On the near-optimality of betting confidence sets for bounded means

TL;DR

This paper demonstrates that betting confidence intervals and sequences for bounded means are nearly optimal, outperforming classical methods both asymptotically and in finite samples, with strong theoretical guarantees.

Contribution

The paper provides a theoretical comparison showing betting CIs are asymptotically narrower and nearly optimal, establishing lower bounds and matching them with betting methods.

Findings

Betting CIs have smaller asymptotic width than empirical Bernstein CIs.

Betting CIs and CSs match fundamental lower bounds up to constants.

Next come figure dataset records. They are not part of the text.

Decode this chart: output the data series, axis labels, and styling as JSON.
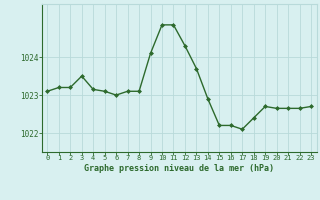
{
  "hours": [
    0,
    1,
    2,
    3,
    4,
    5,
    6,
    7,
    8,
    9,
    10,
    11,
    12,
    13,
    14,
    15,
    16,
    17,
    18,
    19,
    20,
    21,
    22,
    23
  ],
  "pressure": [
    1023.1,
    1023.2,
    1023.2,
    1023.5,
    1023.15,
    1023.1,
    1023.0,
    1023.1,
    1023.1,
    1024.1,
    1024.85,
    1024.85,
    1024.3,
    1023.7,
    1022.9,
    1022.2,
    1022.2,
    1022.1,
    1022.4,
    1022.7,
    1022.65,
    1022.65,
    1022.65,
    1022.7
  ],
  "line_color": "#2d6a2d",
  "marker": "D",
  "marker_size": 2.0,
  "line_width": 1.0,
  "bg_color": "#d8f0f0",
  "grid_color": "#b8dada",
  "tick_color": "#2d6a2d",
  "xlabel": "Graphe pression niveau de la mer (hPa)",
  "yticks": [
    1022,
    1023,
    1024
  ],
  "ylim": [
    1021.5,
    1025.4
  ],
  "xlim": [
    -0.5,
    23.5
  ]
}
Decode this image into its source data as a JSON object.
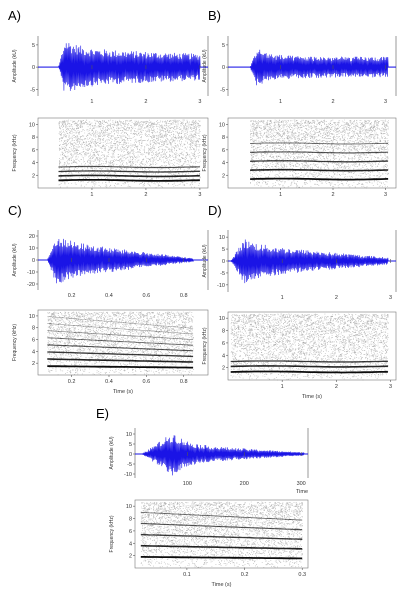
{
  "chart_data": [
    {
      "type": "line",
      "panel": "A)",
      "waveform": {
        "ylabel": "Amplitude (kU)",
        "yticks": [
          -5,
          0,
          5
        ],
        "ylim": [
          -6.5,
          7
        ],
        "xticks": [
          "1",
          "2",
          "3"
        ],
        "xlim": [
          0,
          3.15
        ],
        "envelope": {
          "start": 0.38,
          "end": 3.0,
          "peak_at": 0.5,
          "peak": 6.5,
          "sustain": 4.3,
          "end_level": 3.0
        }
      },
      "spectrogram": {
        "ylabel": "Frequency (kHz)",
        "yticks": [
          2,
          4,
          6,
          8,
          10
        ],
        "ylim": [
          0,
          11
        ],
        "xticks": [
          "1",
          "2",
          "3"
        ],
        "xlim": [
          0,
          3.15
        ],
        "time_range": [
          0.38,
          3.0
        ],
        "bands_khz": [
          1.2,
          1.9,
          2.6,
          3.3
        ]
      }
    },
    {
      "type": "line",
      "panel": "B)",
      "waveform": {
        "ylabel": "Amplitude (kU)",
        "yticks": [
          -5,
          0,
          5
        ],
        "ylim": [
          -6.5,
          7
        ],
        "xticks": [
          "1",
          "2",
          "3"
        ],
        "xlim": [
          0,
          3.2
        ],
        "envelope": {
          "start": 0.42,
          "end": 3.05,
          "peak_at": 0.55,
          "peak": 4.5,
          "sustain": 2.5,
          "end_level": 2.3
        }
      },
      "spectrogram": {
        "ylabel": "Frequency (kHz)",
        "yticks": [
          2,
          4,
          6,
          8,
          10
        ],
        "ylim": [
          0,
          11
        ],
        "xticks": [
          "1",
          "2",
          "3"
        ],
        "xlim": [
          0,
          3.2
        ],
        "time_range": [
          0.42,
          3.05
        ],
        "bands_khz": [
          1.4,
          2.8,
          4.2,
          5.6,
          7.0
        ]
      }
    },
    {
      "type": "line",
      "panel": "C)",
      "waveform": {
        "ylabel": "Amplitude (kU)",
        "yticks": [
          -20,
          -10,
          0,
          10,
          20
        ],
        "ylim": [
          -25,
          25
        ],
        "xticks": [
          "0.2",
          "0.4",
          "0.6",
          "0.8"
        ],
        "xlim": [
          0.02,
          0.93
        ],
        "envelope": {
          "start": 0.07,
          "end": 0.85,
          "peak_at": 0.12,
          "peak": 21,
          "sustain": 16,
          "end_level": 1.5
        }
      },
      "spectrogram": {
        "ylabel": "Frequency (kHz)",
        "yticks": [
          2,
          4,
          6,
          8,
          10
        ],
        "ylim": [
          0,
          11
        ],
        "xticks": [
          "0.2",
          "0.4",
          "0.6",
          "0.8"
        ],
        "xlim": [
          0.02,
          0.93
        ],
        "xlabel": "Time (s)",
        "time_range": [
          0.07,
          0.85
        ],
        "bands_khz": [
          1.3,
          2.3,
          3.3,
          4.3,
          5.3,
          6.3,
          7.3,
          8.3
        ]
      }
    },
    {
      "type": "line",
      "panel": "D)",
      "waveform": {
        "ylabel": "Amplitude (kU)",
        "yticks": [
          -10,
          -5,
          0,
          5,
          10
        ],
        "ylim": [
          -13,
          13
        ],
        "xticks": [
          "1",
          "2",
          "3"
        ],
        "xlim": [
          0,
          3.1
        ],
        "envelope": {
          "start": 0.05,
          "end": 2.95,
          "peak_at": 0.3,
          "peak": 9.5,
          "sustain": 7,
          "end_level": 1.5
        }
      },
      "spectrogram": {
        "ylabel": "Frequency (kHz)",
        "yticks": [
          2,
          4,
          6,
          8,
          10
        ],
        "ylim": [
          0,
          11
        ],
        "xticks": [
          "1",
          "2",
          "3"
        ],
        "xlim": [
          0,
          3.1
        ],
        "xlabel": "Time (s)",
        "time_range": [
          0.05,
          2.95
        ],
        "bands_khz": [
          1.3,
          2.2,
          3.0
        ]
      }
    },
    {
      "type": "line",
      "panel": "E)",
      "waveform": {
        "ylabel": "Amplitude (kU)",
        "yticks": [
          -10,
          -5,
          0,
          5,
          10
        ],
        "ylim": [
          -12,
          13
        ],
        "xticks": [
          "100",
          "200",
          "300"
        ],
        "xlim": [
          8,
          312
        ],
        "xlabel": "Time",
        "envelope": {
          "start": 20,
          "end": 305,
          "peak_at": 75,
          "peak": 11,
          "sustain": 5,
          "end_level": 0.8
        }
      },
      "spectrogram": {
        "ylabel": "Frequency (kHz)",
        "yticks": [
          2,
          4,
          6,
          8,
          10
        ],
        "ylim": [
          0,
          11
        ],
        "xticks": [
          "0.1",
          "0.2",
          "0.3"
        ],
        "xlim": [
          0.01,
          0.31
        ],
        "xlabel": "Time (s)",
        "time_range": [
          0.02,
          0.3
        ],
        "bands_khz": [
          1.6,
          3.2,
          4.8,
          6.4,
          8.0
        ]
      }
    }
  ],
  "style": {
    "wave_color": "#1a14e6",
    "spec_color": "#000000"
  }
}
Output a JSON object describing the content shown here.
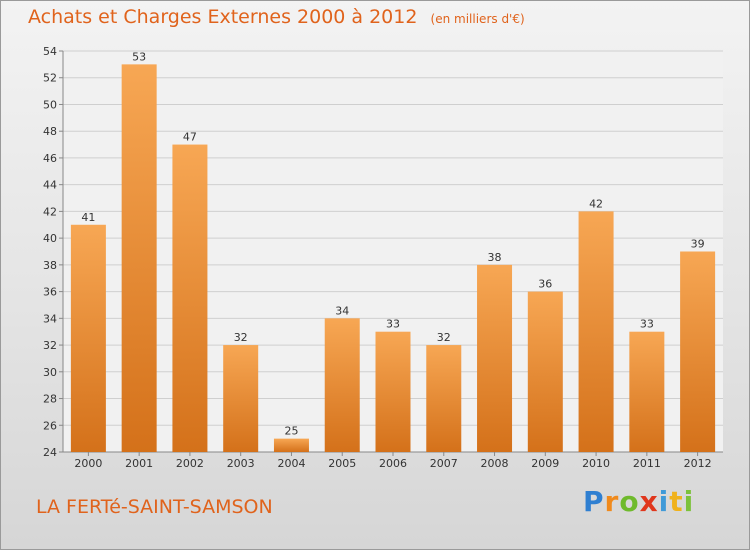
{
  "title": "Achats et Charges Externes 2000 à 2012",
  "subtitle": "(en milliers d'€)",
  "commune": "LA FERTé-SAINT-SAMSON",
  "logo": {
    "letters": [
      "P",
      "r",
      "o",
      "x",
      "i",
      "t",
      "i"
    ],
    "colors": [
      "#2f7fd1",
      "#f08a1c",
      "#6fba2c",
      "#e0361c",
      "#3f9ad8",
      "#f0b21c",
      "#7cc23a"
    ]
  },
  "colors": {
    "accent": "#e0631c",
    "bar_light": "#f7a754",
    "bar_dark": "#d4711a"
  },
  "chart_data": {
    "type": "bar",
    "title": "Achats et Charges Externes 2000 à 2012",
    "categories": [
      "2000",
      "2001",
      "2002",
      "2003",
      "2004",
      "2005",
      "2006",
      "2007",
      "2008",
      "2009",
      "2010",
      "2011",
      "2012"
    ],
    "values": [
      41,
      53,
      47,
      32,
      25,
      34,
      33,
      32,
      38,
      36,
      42,
      33,
      39
    ],
    "ylim": [
      24,
      54
    ],
    "yticks": [
      24,
      26,
      28,
      30,
      32,
      34,
      36,
      38,
      40,
      42,
      44,
      46,
      48,
      50,
      52,
      54
    ],
    "xlabel": "",
    "ylabel": "",
    "grid": true
  }
}
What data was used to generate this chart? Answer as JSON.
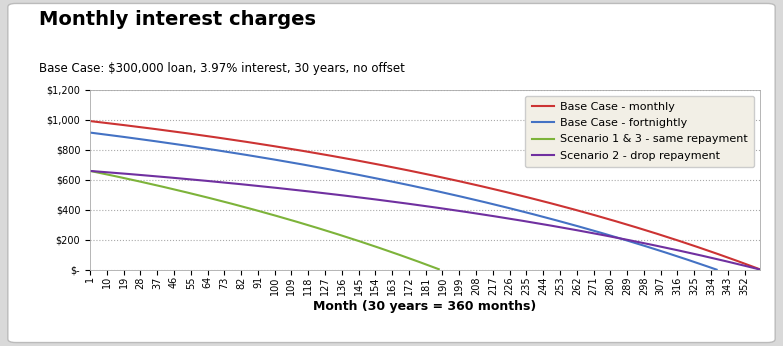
{
  "title": "Monthly interest charges",
  "subtitle": "Base Case: $300,000 loan, 3.97% interest, 30 years, no offset",
  "xlabel": "Month (30 years = 360 months)",
  "loan": 300000,
  "annual_rate": 0.0397,
  "months": 360,
  "legend_labels": [
    "Base Case - monthly",
    "Base Case - fortnightly",
    "Scenario 1 & 3 - same repayment",
    "Scenario 2 - drop repayment"
  ],
  "line_colors": [
    "#CC3333",
    "#4472C4",
    "#7DB33A",
    "#7030A0"
  ],
  "background_color": "#D9D9D9",
  "plot_bg": "#FFFFFF",
  "legend_bg": "#F2EFE6",
  "ylim": [
    0,
    1200
  ],
  "yticks": [
    0,
    200,
    400,
    600,
    800,
    1000,
    1200
  ],
  "xtick_step": 9,
  "title_fontsize": 14,
  "subtitle_fontsize": 8.5,
  "axis_label_fontsize": 9,
  "tick_fontsize": 7,
  "legend_fontsize": 8
}
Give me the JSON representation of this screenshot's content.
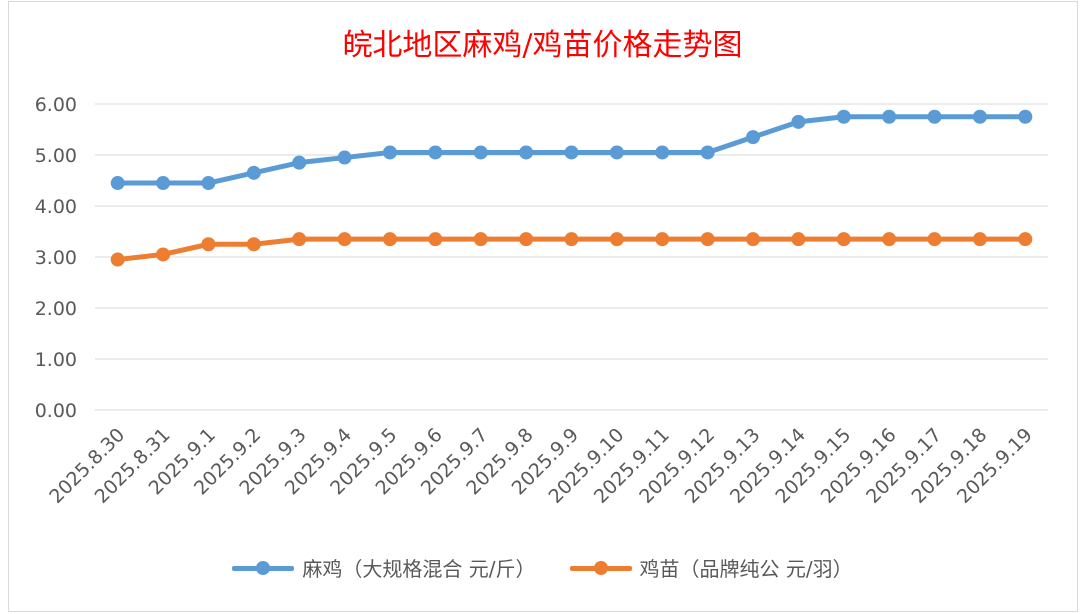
{
  "colors": {
    "title": "#ff0000",
    "series1": "#5b9bd5",
    "series2": "#ed7d31",
    "grid": "#d9d9d9",
    "axis_text": "#595959"
  },
  "chart_data": {
    "type": "line",
    "title": "皖北地区麻鸡/鸡苗价格走势图",
    "xlabel": "",
    "ylabel": "",
    "ylim": [
      0,
      6
    ],
    "yticks": [
      "0.00",
      "1.00",
      "2.00",
      "3.00",
      "4.00",
      "5.00",
      "6.00"
    ],
    "grid": true,
    "legend_position": "bottom",
    "categories": [
      "2025.8.30",
      "2025.8.31",
      "2025.9.1",
      "2025.9.2",
      "2025.9.3",
      "2025.9.4",
      "2025.9.5",
      "2025.9.6",
      "2025.9.7",
      "2025.9.8",
      "2025.9.9",
      "2025.9.10",
      "2025.9.11",
      "2025.9.12",
      "2025.9.13",
      "2025.9.14",
      "2025.9.15",
      "2025.9.16",
      "2025.9.17",
      "2025.9.18",
      "2025.9.19"
    ],
    "series": [
      {
        "name": "麻鸡（大规格混合 元/斤）",
        "values": [
          4.45,
          4.45,
          4.45,
          4.65,
          4.85,
          4.95,
          5.05,
          5.05,
          5.05,
          5.05,
          5.05,
          5.05,
          5.05,
          5.05,
          5.35,
          5.65,
          5.75,
          5.75,
          5.75,
          5.75,
          5.75
        ]
      },
      {
        "name": "鸡苗（品牌纯公 元/羽）",
        "values": [
          2.95,
          3.05,
          3.25,
          3.25,
          3.35,
          3.35,
          3.35,
          3.35,
          3.35,
          3.35,
          3.35,
          3.35,
          3.35,
          3.35,
          3.35,
          3.35,
          3.35,
          3.35,
          3.35,
          3.35,
          3.35
        ]
      }
    ]
  }
}
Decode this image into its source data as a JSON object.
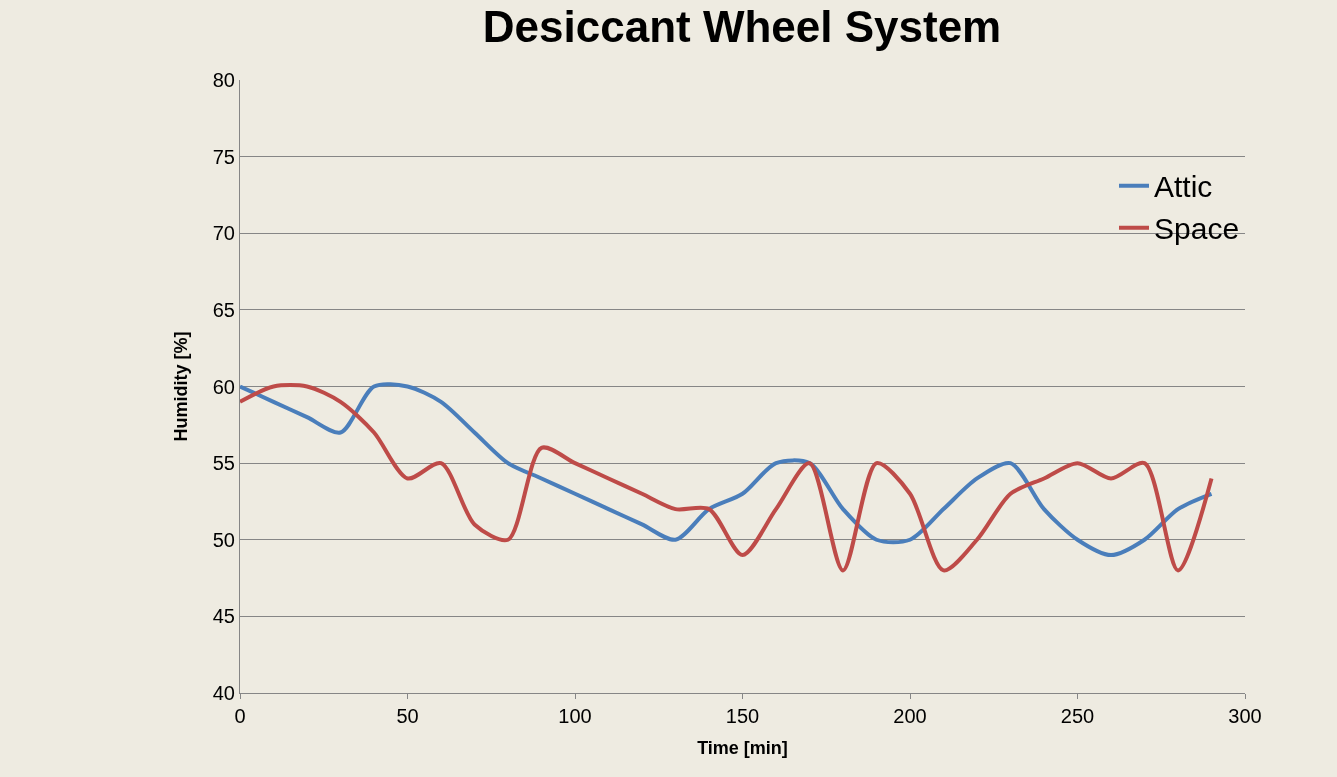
{
  "chart_data": {
    "type": "line",
    "title": "Desiccant Wheel System",
    "xlabel": "Time [min]",
    "ylabel": "Humidity [%]",
    "x": [
      0,
      10,
      20,
      30,
      40,
      50,
      60,
      70,
      80,
      90,
      100,
      110,
      120,
      130,
      140,
      150,
      160,
      170,
      180,
      190,
      200,
      210,
      220,
      230,
      240,
      250,
      260,
      270,
      280,
      290
    ],
    "series": [
      {
        "name": "Attic",
        "color": "#4a7ebb",
        "values": [
          60,
          59,
          58,
          57,
          60,
          60,
          59,
          57,
          55,
          54,
          53,
          52,
          51,
          50,
          52,
          53,
          55,
          55,
          52,
          50,
          50,
          52,
          54,
          55,
          52,
          50,
          49,
          50,
          52,
          53
        ]
      },
      {
        "name": "Space",
        "color": "#be4b48",
        "values": [
          59,
          60,
          60,
          59,
          57,
          54,
          55,
          51,
          50,
          56,
          55,
          54,
          53,
          52,
          52,
          49,
          52,
          55,
          48,
          55,
          53,
          48,
          50,
          53,
          54,
          55,
          54,
          55,
          48,
          54
        ]
      }
    ],
    "xlim": [
      0,
      300
    ],
    "xticks": [
      0,
      50,
      100,
      150,
      200,
      250,
      300
    ],
    "ylim": [
      40,
      80
    ],
    "yticks": [
      40,
      45,
      50,
      55,
      60,
      65,
      70,
      75,
      80
    ],
    "grid": "y",
    "legend": "top right",
    "marker": "none",
    "line_style": "solid"
  }
}
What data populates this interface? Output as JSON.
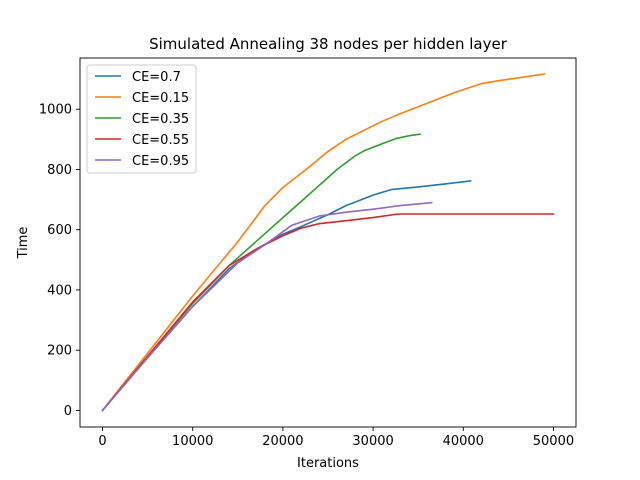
{
  "chart_data": {
    "type": "line",
    "title": "Simulated Annealing 38 nodes per hidden layer",
    "xlabel": "Iterations",
    "ylabel": "Time",
    "xlim": [
      -2500,
      52500
    ],
    "ylim": [
      -55,
      1170
    ],
    "xticks": [
      0,
      10000,
      20000,
      30000,
      40000,
      50000
    ],
    "yticks": [
      0,
      200,
      400,
      600,
      800,
      1000
    ],
    "grid": false,
    "legend_position": "top-left",
    "series": [
      {
        "name": "CE=0.7",
        "color": "#1f77b4",
        "x": [
          0,
          5000,
          10000,
          14000,
          17000,
          20000,
          22000,
          25000,
          27000,
          30000,
          32000,
          35000,
          38000,
          40800
        ],
        "y": [
          0,
          175,
          345,
          470,
          535,
          585,
          610,
          650,
          680,
          715,
          733,
          742,
          752,
          762
        ]
      },
      {
        "name": "CE=0.15",
        "color": "#ff7f0e",
        "x": [
          0,
          5000,
          10000,
          15000,
          18000,
          20000,
          23000,
          25000,
          27000,
          29000,
          31000,
          33000,
          36000,
          39000,
          42000,
          44000,
          47000,
          49000
        ],
        "y": [
          0,
          190,
          380,
          560,
          680,
          740,
          810,
          860,
          900,
          930,
          960,
          985,
          1020,
          1055,
          1085,
          1095,
          1108,
          1117
        ]
      },
      {
        "name": "CE=0.35",
        "color": "#2ca02c",
        "x": [
          0,
          5000,
          10000,
          14000,
          17000,
          20000,
          23000,
          26000,
          28000,
          29000,
          31000,
          32500,
          34000,
          35200
        ],
        "y": [
          0,
          180,
          355,
          480,
          560,
          640,
          720,
          800,
          845,
          862,
          885,
          902,
          912,
          917
        ]
      },
      {
        "name": "CE=0.55",
        "color": "#d62728",
        "x": [
          0,
          5000,
          10000,
          14000,
          17000,
          20000,
          22000,
          24000,
          27000,
          30000,
          32800,
          36000,
          40000,
          45000,
          50000
        ],
        "y": [
          0,
          180,
          360,
          480,
          535,
          580,
          605,
          620,
          630,
          640,
          652,
          652,
          652,
          652,
          652
        ]
      },
      {
        "name": "CE=0.95",
        "color": "#9467bd",
        "x": [
          0,
          5000,
          10000,
          15000,
          18000,
          21000,
          24000,
          27000,
          30000,
          33000,
          36500
        ],
        "y": [
          0,
          175,
          345,
          490,
          550,
          615,
          645,
          658,
          668,
          680,
          690
        ]
      }
    ]
  }
}
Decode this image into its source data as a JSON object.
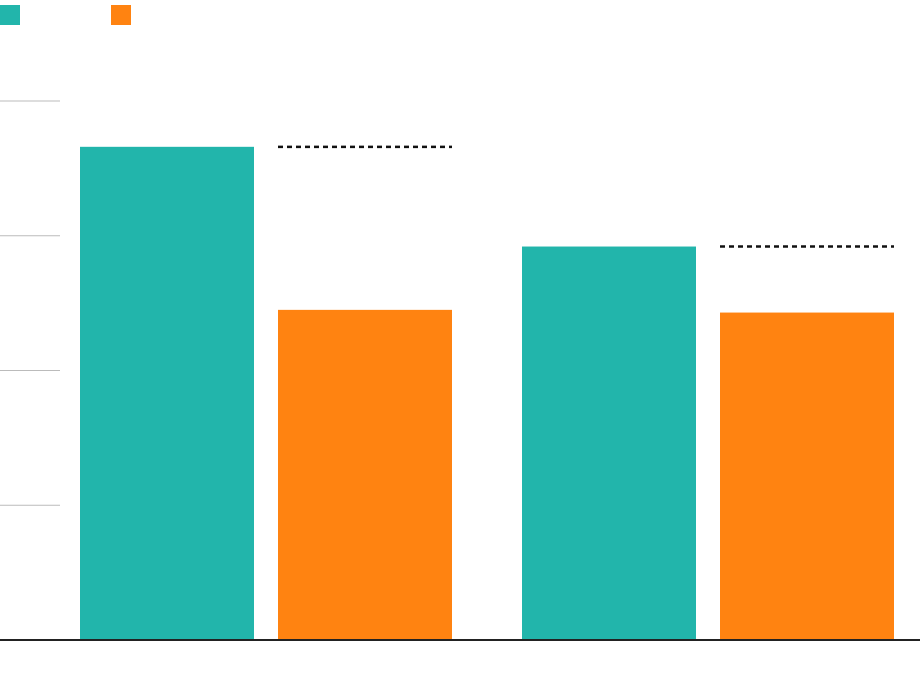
{
  "chart_data": {
    "type": "bar",
    "title": "",
    "xlabel": "",
    "ylabel": "",
    "ylim": [
      0,
      4
    ],
    "grid_values": [
      1,
      2,
      3,
      4
    ],
    "legend_position": "top-left",
    "groups": 2,
    "series": [
      {
        "values": [
          3.66,
          2.92
        ],
        "color": "#22B5AB"
      },
      {
        "values": [
          2.45,
          2.43
        ],
        "color": "#FF8311"
      }
    ],
    "reference_lines": [
      {
        "group": 0,
        "value": 3.66
      },
      {
        "group": 1,
        "value": 2.92
      }
    ]
  }
}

Betting methods outperform classical approaches in finite-sample regimes.

Abstract

Constructing nonasymptotic confidence intervals (CIs) for the mean of a univariate distribution from independent and identically distributed (i.i.d.) observations is a fundamental task in statistics. For bounded observations, a classical nonparametric approach proceeds by inverting standard concentration bounds, such as Hoeffding's or Bernstein's inequalities. Recently, an alternative betting-based approach for defining CIs and their time-uniform variants called confidence sequences (CSs), has been shown to be empirically superior to the classical methods. In this paper, we provide theoretical justification for this improved empirical performance of betting CIs and CSs. Our main contributions are as follows: (i) We first compare CIs using the values of their first-order asymptotic widths (scaled by $\sqrt{n}$), and show that the betting CI of Waudby-Smith and Ramdas (2023) has a smaller limiting width than existing empirical Bernstein (EB)-CIs. (ii) Next, we establish two lower bounds that characterize the minimum width achievable by any method for constructing CIs/CSs in terms of certain inverse information projections. (iii) Finally, we show that the betting CI and CS match the fundamental limits, modulo an additive logarithmic term and a multiplicative constant. Overall these results imply that the betting CI~(and CS) admit stronger theoretical guarantees than the existing state-of-the-art EB-CI~(and CS); both in the asymptotic and finite-sample regimes.